MAHKEMESİ :Ticaret Mahkemesi

Taraflar arasındaki menfi tespit davasının yapılan yargılaması sonunda ilamda yazılı nedenlerden dolayı davanın kabulüne yönelik verilen hükmün süresi içinde davalı vekilince temyiz edilmesi üzerine dosya incelendi, gereği konuşulup düşünüldü.

– K A R A R –
Davacı vekili, müvekkili şirketçe davalıya 3 adet … 5 cihazının temlik edilmesi karşılığında davalının 5.400,00 TL ödemesini içeren protokol üzerinde prensipte anlaşılmasına rağmen imza aşamasında davalının imzadan imtina etmesiyle protokolün imzalanamadığını, müvekkilinin haklı olarak davalıya cihazların teslimini yapmadığını ileri sürerek davalının imzalanmayan protokole dayanarak başlattığı 5.400,00 TL alacak talepli … takibinden dolayı borçlu olmadıklarının tespiti ile %20 oranında kötü niyet tazminatını talep ve dava etmiştir.
Davalı vekili, taraflar arasındaki protokolün geçerli olduğunu, müvekkilinin bu protokol kapsamında şirket hatlarını …’ya taşıdığını, davalının araç takibi için hatlar tahsis ettiğini, buna karşılık davacının protokolde ödemeyi taahüt ettiği 3 adet … 5 cihaz bedeli 5.400,00 TL’yi müvekkiline ödemekten imtina ettiğini savunarak davanın reddine ve %20 tazminata karar verilmesini istemiştir.
Mahkemece iddia, savunma ve tüm dosya kapsamına göre, dosyaya ibraz edilen 22.03.2013 tarihli protokolün taraflarca imzalanmadığı, ancak protokol içeriğine uygun olarak davalı şirketin telefon hatlarını … şirketine aktardığı, taraflar arasında protokol hükümleri kapsamında icap ve kabullerle sözleşmenin kurulduğu, fakat davalının süresi dolmadan …’ya geçiş yaptırdığı hatlarını iptal ettirerek 24 ay aylık 110 TL bedel ödeme taahhüdünü bozduğundan davacıdan 3 adet … 5 telefon cihazını talep etme hakkının bulunmadığı, kendi tahaahütlerine uymayan davalının karşı taraftan bedel istemesinin mümkün olmadığı, davacı tarafın davalıya protokol kapsamında herhangi bir borcunun bulunmadığı gerekçesiyle davanın kabulü ile davacının borçlu olmadığının tespitine karar verilmiştir.

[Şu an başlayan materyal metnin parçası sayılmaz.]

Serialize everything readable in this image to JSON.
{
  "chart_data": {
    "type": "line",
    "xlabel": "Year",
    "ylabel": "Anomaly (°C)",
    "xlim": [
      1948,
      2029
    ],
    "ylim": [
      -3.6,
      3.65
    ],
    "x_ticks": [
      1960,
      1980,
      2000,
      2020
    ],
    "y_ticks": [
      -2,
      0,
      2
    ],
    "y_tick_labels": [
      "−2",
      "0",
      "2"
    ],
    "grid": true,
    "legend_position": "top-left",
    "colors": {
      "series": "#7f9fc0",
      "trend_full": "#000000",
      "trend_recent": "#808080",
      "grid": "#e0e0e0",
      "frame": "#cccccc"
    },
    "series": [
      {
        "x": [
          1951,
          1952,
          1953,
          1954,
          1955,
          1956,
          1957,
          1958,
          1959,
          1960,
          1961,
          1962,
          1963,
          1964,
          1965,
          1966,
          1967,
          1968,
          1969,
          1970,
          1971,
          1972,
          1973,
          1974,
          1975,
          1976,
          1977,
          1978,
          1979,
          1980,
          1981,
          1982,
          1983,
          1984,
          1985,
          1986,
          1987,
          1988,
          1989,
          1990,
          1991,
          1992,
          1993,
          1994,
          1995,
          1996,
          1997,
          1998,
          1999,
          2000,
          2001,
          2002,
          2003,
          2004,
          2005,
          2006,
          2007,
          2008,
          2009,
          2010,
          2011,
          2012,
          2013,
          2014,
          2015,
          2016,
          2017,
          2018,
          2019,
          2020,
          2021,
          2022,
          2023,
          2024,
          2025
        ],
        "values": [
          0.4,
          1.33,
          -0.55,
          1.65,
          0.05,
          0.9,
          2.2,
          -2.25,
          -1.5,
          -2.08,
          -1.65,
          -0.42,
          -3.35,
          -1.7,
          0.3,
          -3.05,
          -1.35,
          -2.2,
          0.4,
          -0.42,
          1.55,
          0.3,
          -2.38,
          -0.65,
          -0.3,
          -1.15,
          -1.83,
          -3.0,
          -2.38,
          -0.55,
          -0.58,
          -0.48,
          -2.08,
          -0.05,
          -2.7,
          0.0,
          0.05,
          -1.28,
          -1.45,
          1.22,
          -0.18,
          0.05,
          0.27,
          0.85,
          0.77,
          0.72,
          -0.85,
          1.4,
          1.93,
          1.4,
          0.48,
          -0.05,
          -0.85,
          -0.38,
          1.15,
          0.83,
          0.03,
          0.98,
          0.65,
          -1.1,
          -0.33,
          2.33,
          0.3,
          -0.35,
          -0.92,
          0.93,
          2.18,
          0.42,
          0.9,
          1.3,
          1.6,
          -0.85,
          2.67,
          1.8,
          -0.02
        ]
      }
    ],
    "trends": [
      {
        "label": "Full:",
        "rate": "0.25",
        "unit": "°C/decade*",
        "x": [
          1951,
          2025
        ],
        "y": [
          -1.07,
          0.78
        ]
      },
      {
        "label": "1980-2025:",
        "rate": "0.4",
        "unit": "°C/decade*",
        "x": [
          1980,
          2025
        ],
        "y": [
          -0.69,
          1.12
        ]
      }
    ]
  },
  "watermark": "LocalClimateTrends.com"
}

Kararı, davalı vekili temyiz etmiştir.
Dosyadaki yazılara, kararın dayandığı delillerle gerektirici sebeplere, delillerin takdirinde bir isabetsizlik bulunmamasına göre davalı vekilinin temyiz itirazları yerinde görülmemiştir.
SONUÇ: Yukarıda açıklanan nedenlerle davalı vekilinin tüm temyiz itirazlarının reddiyle usul ve kanuna uygun bulunan hükmün ONANMASINA, aşağıda yazılı onama harcının temyiz edenden alınmasına, karar düzeltme yolu kapalı olmak üzere 21.02.2019 tarihinde oy birliğiyle karar verildi.